The chicken was of course steamed for a longer period of time but we were served the chicken breast parts first. The chicken tasted so natural and fresh. I didn’t even have to dip it in any sauce to enjoy it. It was definitely a unique way to enjoy chicken and yet it still tasted so good!
The Six Choices Platter of vegetables entered the steamer next. We had Japanese pumpkin, winter melon, enoki mushrooms, napa, taro, and sweet corn as the six types of vegetables. Everything was fresh and we especially liked the sweetness of the Japanese pumpkin. Yum!
By this point (and even before the chicken), I was already feeling so full. This was an incredible amount of food and when eating slowly and pacing ourselves, we found we were feeling full gradually.

The Vegetables took the most amount of time to be ready (made sense because you want the vegetables to be cooked thoroughly and soft)
After the vegetables, it was time to reveal the Spareribs Yummi Congee that had been in progress throughout the meal. The rice had broken down and the sauce from each of the previous seafood and chicken had dripped through the steamer to be mixed into the congee. Lorna helped us to two bowls of this. The congee was full of flavour from the steamed items. It was a very comfort-food type of congee too. The chicken foot was incredibly smooth and its texture unlike most that I have eaten before.
Since we were so full, Lorna graciously helped us pack the remaining congee for us to take home. Even their take-out box is custom-designed and reflects the ritzy tone of the restaurant.
The dessert was a “Chef’s Special Choice“. That night, it was a Napolean dessert and a black sesame and mango jello.
The Napolean dessert had very wonderful flaky crusts with vanilla ice cream sandwiched between the two crusts. It was a great dessert; not too sweet or too much.
The black sesame and mango “jello” was dense and rich in flavour of both mango and black sesame. Delicious!
I have to thank the staff at Day & Night Angus Beef Hot Pot profusely for a most excellent dinner and wonderful dinner service. They made sure the entire dinner experience went smoothly from start to finish. The food was incredibly fresh and delicious, I loved the unique style of cooking, the environment was beautiful, and the service was again, outstanding and unbeatable. I couldn’t have asked for a better dinner experience and really want to share this restaurant with my readers.
They have so many more items on their menu that you can choose from and customize — you don’t have to choose from the combo dinners and can order a la carte if you like.
They are currently open for dinner from 4 p.m. onwards until 1 a.m. in the morning.
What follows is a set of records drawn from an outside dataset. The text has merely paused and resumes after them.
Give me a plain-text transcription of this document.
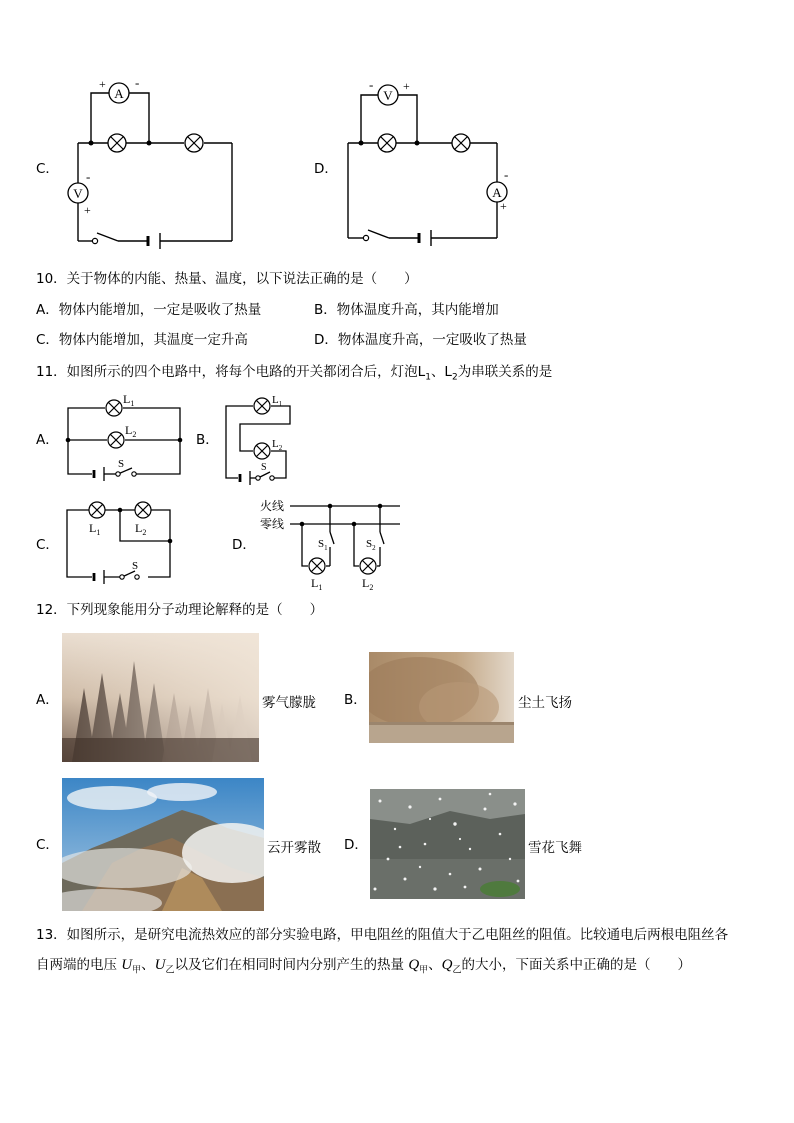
C．
A
+ -
V
-
+
D．
V
- +
A
-
+
10．关于物体的内能、热量、温度，以下说法正确的是（　　）
A．物体内能增加，一定是吸收了热量	B．物体温度升高，其内能增加
C．物体内能增加，其温度一定升高	D．物体温度升高，一定吸收了热量
11．如图所示的四个电路中，将每个电路的开关都闭合后，灯泡$L_1$、$L_2$为串联关系的是
A．
$L_1$
$L_2$
S
B．
$L_1$
$L_2$
S
C．
$L_1$	$L_2$
S
D．
火线
零线
$S_1$	$S_2$
$L_1$	$L_2$
12．下列现象能用分子动理论解释的是（　　）
A．	雾气朦胧 B．	尘土飞扬
C．	云开雾散 D．	雪花飞舞
13．如图所示，是研究电流热效应的部分实验电路，甲电阻丝的阻值大于乙电阻丝的阻值。比较通电后两根电阻丝各
自两端的电压 $U_甲$、$U_乙$以及它们在相同时间内分别产生的热量 $Q_甲$、$Q_乙$的大小，下面关系中正确的是（　　）
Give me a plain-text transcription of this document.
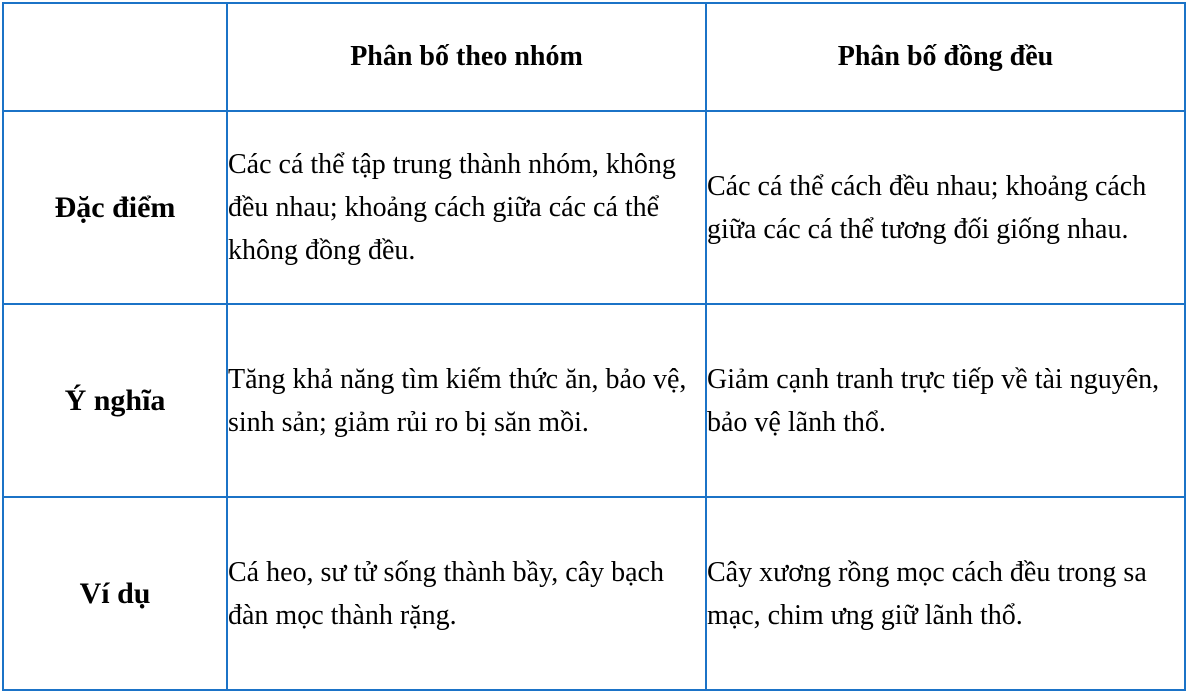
	Phân bố theo nhóm	Phân bố đồng đều
Đặc điểm	Các cá thể tập trung thành nhóm, không đều nhau; khoảng cách giữa các cá thể không đồng đều.	Các cá thể cách đều nhau; khoảng cách giữa các cá thể tương đối giống nhau.
Ý nghĩa	Tăng khả năng tìm kiếm thức ăn, bảo vệ, sinh sản; giảm rủi ro bị săn mồi.	Giảm cạnh tranh trực tiếp về tài nguyên, bảo vệ lãnh thổ.
Ví dụ	Cá heo, sư tử sống thành bầy, cây bạch đàn mọc thành rặng.	Cây xương rồng mọc cách đều trong sa mạc, chim ưng giữ lãnh thổ.
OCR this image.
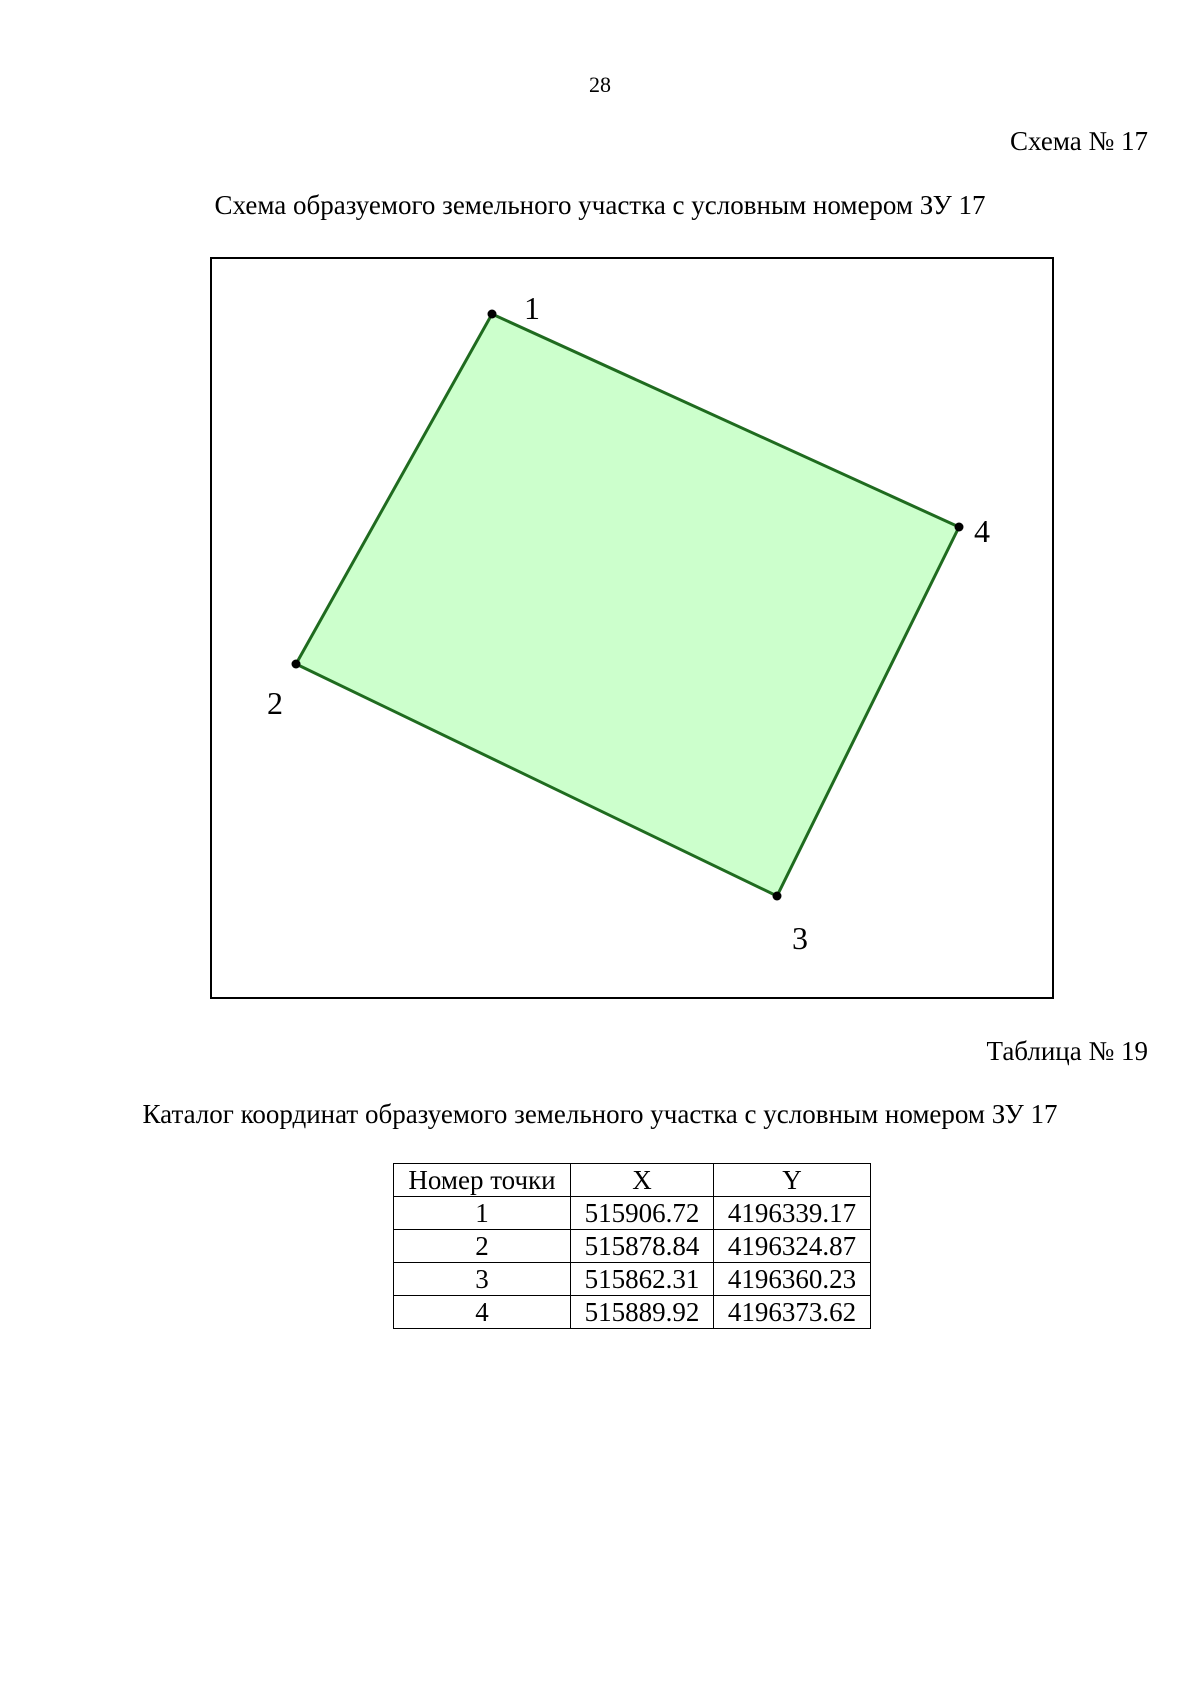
28
Схема № 17
Схема образуемого земельного участка с условным номером ЗУ 17
1
2
3
4
Таблица № 19
Каталог координат образуемого земельного участка с условным номером ЗУ 17
Номер точки	X	Y
1	515906.72	4196339.17
2	515878.84	4196324.87
3	515862.31	4196360.23
4	515889.92	4196373.62
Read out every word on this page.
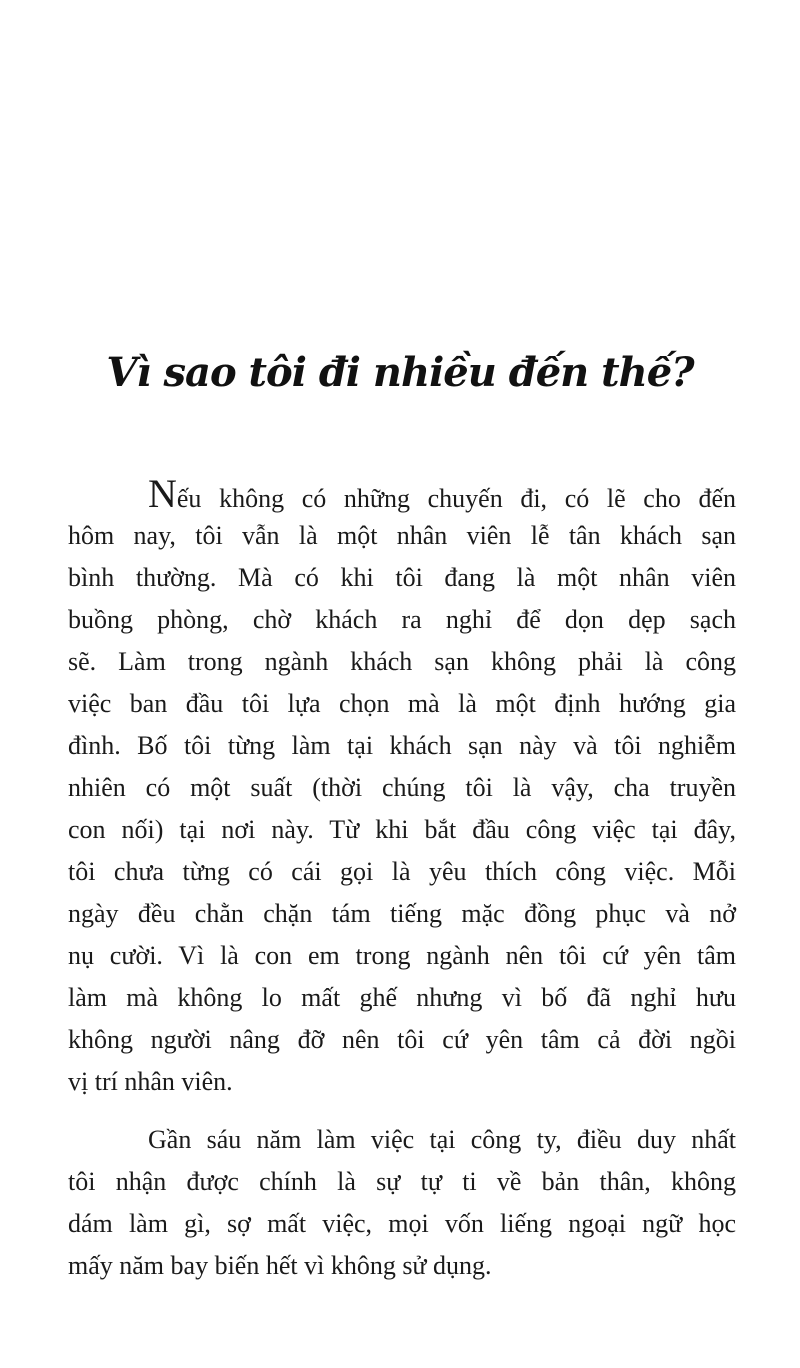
Vì sao tôi đi nhiều đến thế?
Nếu không có những chuyến đi, có lẽ cho đến
hôm nay, tôi vẫn là một nhân viên lễ tân khách sạn
bình thường. Mà có khi tôi đang là một nhân viên
buồng phòng, chờ khách ra nghỉ để dọn dẹp sạch
sẽ. Làm trong ngành khách sạn không phải là công
việc ban đầu tôi lựa chọn mà là một định hướng gia
đình. Bố tôi từng làm tại khách sạn này và tôi nghiễm
nhiên có một suất (thời chúng tôi là vậy, cha truyền
con nối) tại nơi này. Từ khi bắt đầu công việc tại đây,
tôi chưa từng có cái gọi là yêu thích công việc. Mỗi
ngày đều chằn chặn tám tiếng mặc đồng phục và nở
nụ cười. Vì là con em trong ngành nên tôi cứ yên tâm
làm mà không lo mất ghế nhưng vì bố đã nghỉ hưu
không người nâng đỡ nên tôi cứ yên tâm cả đời ngồi
vị trí nhân viên.
Gần sáu năm làm việc tại công ty, điều duy nhất
tôi nhận được chính là sự tự ti về bản thân, không
dám làm gì, sợ mất việc, mọi vốn liếng ngoại ngữ học
mấy năm bay biến hết vì không sử dụng.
They plan on expanding to a lunch menu soon for the weekend as well! You can stay tuned on their updates on their website here.
I can really see this restaurant having success with their clients due to their attention to detail and quality of ingredients. Anyone wanting a healthy meal will definitely be pleased with the food! There was absolutely no MSG, seasonings, extra oil, or additives in any of the dishes.
(Also, make sure that you visit their restrooms before you leave. It must have been one of the nicest and creatively designed restrooms I have ever been to — 3D reflective shiny floors and a cat wearing sunglasses as the mirrors. And no, I didn’t take a photo of the restrooms [unfortunately] :P. )
Thank you for having me, Day & Night Angus Beef Hot Pot!!
FTC Disclaimer: Although Day & Night Angus Beef Hot Pot reached out and invited me to a complimentary tasting to review their restaurant, the opinions expressed here represent my own and not those of the restaurant.